What attracted you to the field of pharmacy? Any particular moment(s) that made you stop and think, “This is the path I want to take?”
Growing up in Ojai, California, where nature and wildlife are focal points, my interest in science started from a young age. In fact, prior to pharmacy school, I worked as a veterinary technician for almost 10 years, where I had ample experience using many of the medications we’re now studying. Initially, I had planned to pursue a career as a physician, but found myself consistently more interested in pharmacology than anything else — a trend that continued through my undergraduate career at UC Davis, where I developed an interest in medicinal chemistry. As I continued to work in the veterinary field after completing undergrad, I applied what I could from my education and became the resident medication expert, the go-to person when my coworkers had questions about how drugs worked. Yet there were still significant gaps in my knowledge, and as I looked information up in our medication handbook resources, I constantly came across the phrase: “…for more information, please consult a pharmacist.” Thinking about how I wanted to be that medication expert, I made the decision to go to pharmacy school.
Why did you choose USC School of Pharmacy?
I had the opportunity to meet several faculty and alumni prior to interviewing or making a decision, and the recurrent theme among all of these conversations was the number of opportunities available here at the school to students with the initiative to take advantage of them. As someone who tends to carve my own path, I was attracted to this opportunity, which would allow me to pursue my own interests within the field of pharmacy.
Can you talk about the research you’re currently working on?
My research in pharmacogenomics stemmed from my interest in medicinal chemistry, where we study how changes to the structures of medications affect their interactions with the proteins they target.
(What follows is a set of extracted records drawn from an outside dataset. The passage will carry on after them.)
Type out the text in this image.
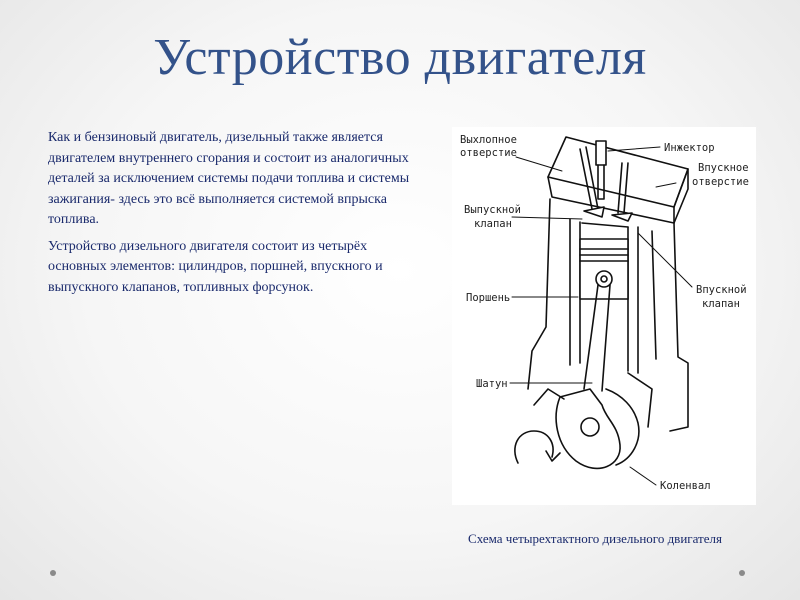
Устройство двигателя

Как и бензиновый двигатель, дизельный также является двигателем внутреннего сгорания и состоит из аналогичных деталей за исключением системы подачи топлива и системы зажигания- здесь это всё выполняется системой впрыска топлива.

Устройство дизельного двигателя состоит из четырёх основных элементов: цилиндров, поршней, впускного и выпускного клапанов, топливных форсунок.

Выхлопное
отверстие	Инжектор
Впускное
отверстие
Выпускной
клапан
Поршень
Впускной
клапан
Шатун
Коленвал
Схема четырехтактного дизельного двигателя
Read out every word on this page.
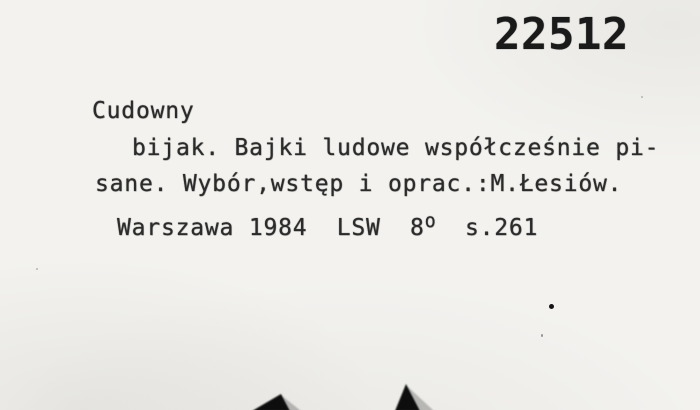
22512
Cudowny
bijak. Bajki ludowe współcześnie pi-
sane. Wybór,wstęp i oprac.:M.Łesiów.
Warszawa 1984  LSW  8$^o$  s.261
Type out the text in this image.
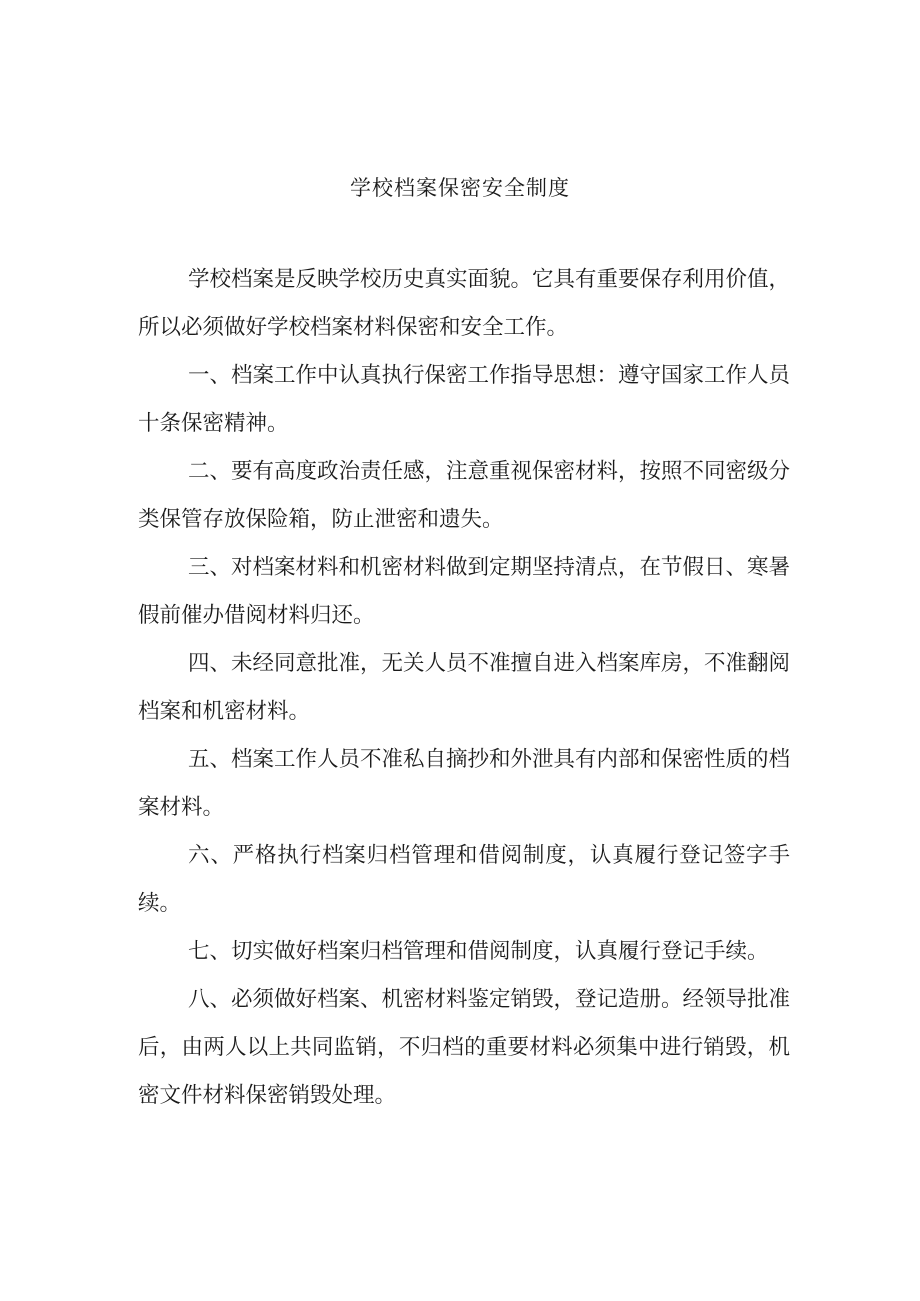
学校档案保密安全制度

学校档案是反映学校历史真实面貌。它具有重要保存利用价值，所以必须做好学校档案材料保密和安全工作。

一、档案工作中认真执行保密工作指导思想：遵守国家工作人员十条保密精神。

二、要有高度政治责任感，注意重视保密材料，按照不同密级分类保管存放保险箱，防止泄密和遗失。

三、对档案材料和机密材料做到定期坚持清点，在节假日、寒暑假前催办借阅材料归还。

四、未经同意批准，无关人员不准擅自进入档案库房，不准翻阅档案和机密材料。

五、档案工作人员不准私自摘抄和外泄具有内部和保密性质的档案材料。

六、严格执行档案归档管理和借阅制度，认真履行登记签字手续。

七、切实做好档案归档管理和借阅制度，认真履行登记手续。

八、必须做好档案、机密材料鉴定销毁，登记造册。经领导批准后，由两人以上共同监销，不归档的重要材料必须集中进行销毁，机密文件材料保密销毁处理。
After taking the pharmacogenetics class in my P1 year, I started to ask how mutations in these proteins would, in turn, affect how medications behaved. Most current research in pharmacogenomics looks at how changes in protein levels affect the response to groups of medications; we’re looking at how changes to protein structure affect different medications within the same class in different ways. This approach is part of a rise in personalized medicine.
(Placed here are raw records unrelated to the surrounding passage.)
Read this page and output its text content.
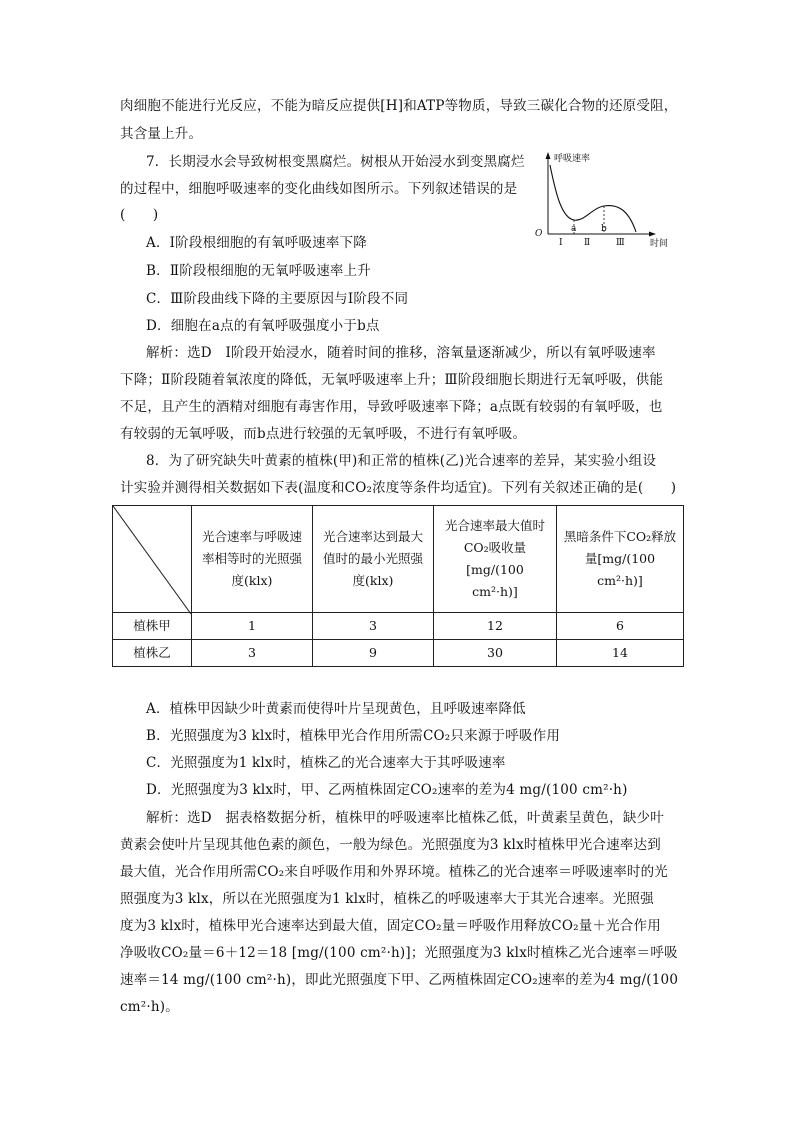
肉细胞不能进行光反应，不能为暗反应提供[H]和ATP等物质，导致三碳化合物的还原受阻，
其含量上升。
7．长期浸水会导致树根变黑腐烂。树根从开始浸水到变黑腐烂
的过程中，细胞呼吸速率的变化曲线如图所示。下列叙述错误的是
(　　)
A．Ⅰ阶段根细胞的有氧呼吸速率下降
B．Ⅱ阶段根细胞的无氧呼吸速率上升
C．Ⅲ阶段曲线下降的主要原因与Ⅰ阶段不同
D．细胞在a点的有氧呼吸强度小于b点
解析：选D　Ⅰ阶段开始浸水，随着时间的推移，溶氧量逐渐减少，所以有氧呼吸速率
下降；Ⅱ阶段随着氧浓度的降低，无氧呼吸速率上升；Ⅲ阶段细胞长期进行无氧呼吸，供能
不足，且产生的酒精对细胞有毒害作用，导致呼吸速率下降；a点既有较弱的有氧呼吸，也
有较弱的无氧呼吸，而b点进行较强的无氧呼吸，不进行有氧呼吸。
呼吸速率
O
时间
Ⅰ
a
Ⅱ
b
Ⅲ
8．为了研究缺失叶黄素的植株(甲)和正常的植株(乙)光合速率的差异，某实验小组设
计实验并测得相关数据如下表(温度和CO₂浓度等条件均适宜)。下列有关叙述正确的是(　　)

光合速率与呼吸速率相等时的光照强度(klx)	光合速率达到最大值时的最小光照强度(klx)	光合速率最大值时CO₂吸收量[mg/(100 cm²·h)]	黑暗条件下CO₂释放量[mg/(100 cm²·h)]

植株甲	1	3	12	6
植株乙	3	9	30	14
A．植株甲因缺少叶黄素而使得叶片呈现黄色，且呼吸速率降低
B．光照强度为3 klx时，植株甲光合作用所需CO₂只来源于呼吸作用
C．光照强度为1 klx时，植株乙的光合速率大于其呼吸速率
D．光照强度为3 klx时，甲、乙两植株固定CO₂速率的差为4 mg/(100 cm²·h)
解析：选D　据表格数据分析，植株甲的呼吸速率比植株乙低，叶黄素呈黄色，缺少叶
黄素会使叶片呈现其他色素的颜色，一般为绿色。光照强度为3 klx时植株甲光合速率达到
最大值，光合作用所需CO₂来自呼吸作用和外界环境。植株乙的光合速率＝呼吸速率时的光
照强度为3 klx，所以在光照强度为1 klx时，植株乙的呼吸速率大于其光合速率。光照强
度为3 klx时，植株甲光合速率达到最大值，固定CO₂量＝呼吸作用释放CO₂量＋光合作用
净吸收CO₂量＝6＋12＝18 [mg/(100 cm²·h)]；光照强度为3 klx时植株乙光合速率＝呼吸
速率＝14 mg/(100 cm²·h)，即此光照强度下甲、乙两植株固定CO₂速率的差为4 mg/(100
cm²·h)。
What are some of the most memorable experiences you’ve had at the School of Pharmacy so far?
For two years now, I’ve had the opportunity to teach summer foreign exchange students who were a part of the International Pharmacy Summer Program in sessions ranging from computational drug design to insulin. This has always been a great experience, not only because I enjoy the teaching, but also because I’ve gotten to meet and work with so many people from abroad. It’s always interesting to learn about how pharmacy education and practice are conducted around the world.
Another one of my favorite parts of pharmacy school doesn’t actually take place at USC, but in all the cities I’ve been able to visit when attending conferences. From bonding with faculty, visiting the Lucas Oil Stadium (where the Indianapolis Colts play), and dropping in on a firemen’s convention while in Indianapolis to eating fried catfish in an indoor swamp in Memphis, I’ve had many memorable moments outside what I’ve learned at the conferences themselves.
What are your career aspirations? In general, how do you feel about the outlook for the pharmacy profession?
I want to work with pharmacogenomic testing implementation at the health system level, helping hospitals or clinic networks that are interested in offering a pharmacogenomics service to start one, with a focus of clinical decision support and education. I’m also looking to teach pharmacogenetics and medicinal chemistry in a PharmD program.
I have an optimistic outlook on the future of pharmacy. Rather than seeing jobs disappear, I see the consolidation and technological advances that are occurring as a way to free pharmacists’ time up to do other, more high-level activities, including taking larger clinical roles. Pharmacogenomics, for example, is just one of many niche areas of study that has not yet been fully explored.
What’s a fun fact about you that not many people know about?
I’m a certified llama trainer and I also have two pet emus. Growing up in Ojai, California and being surrounded by nature and animals sparked my love for science.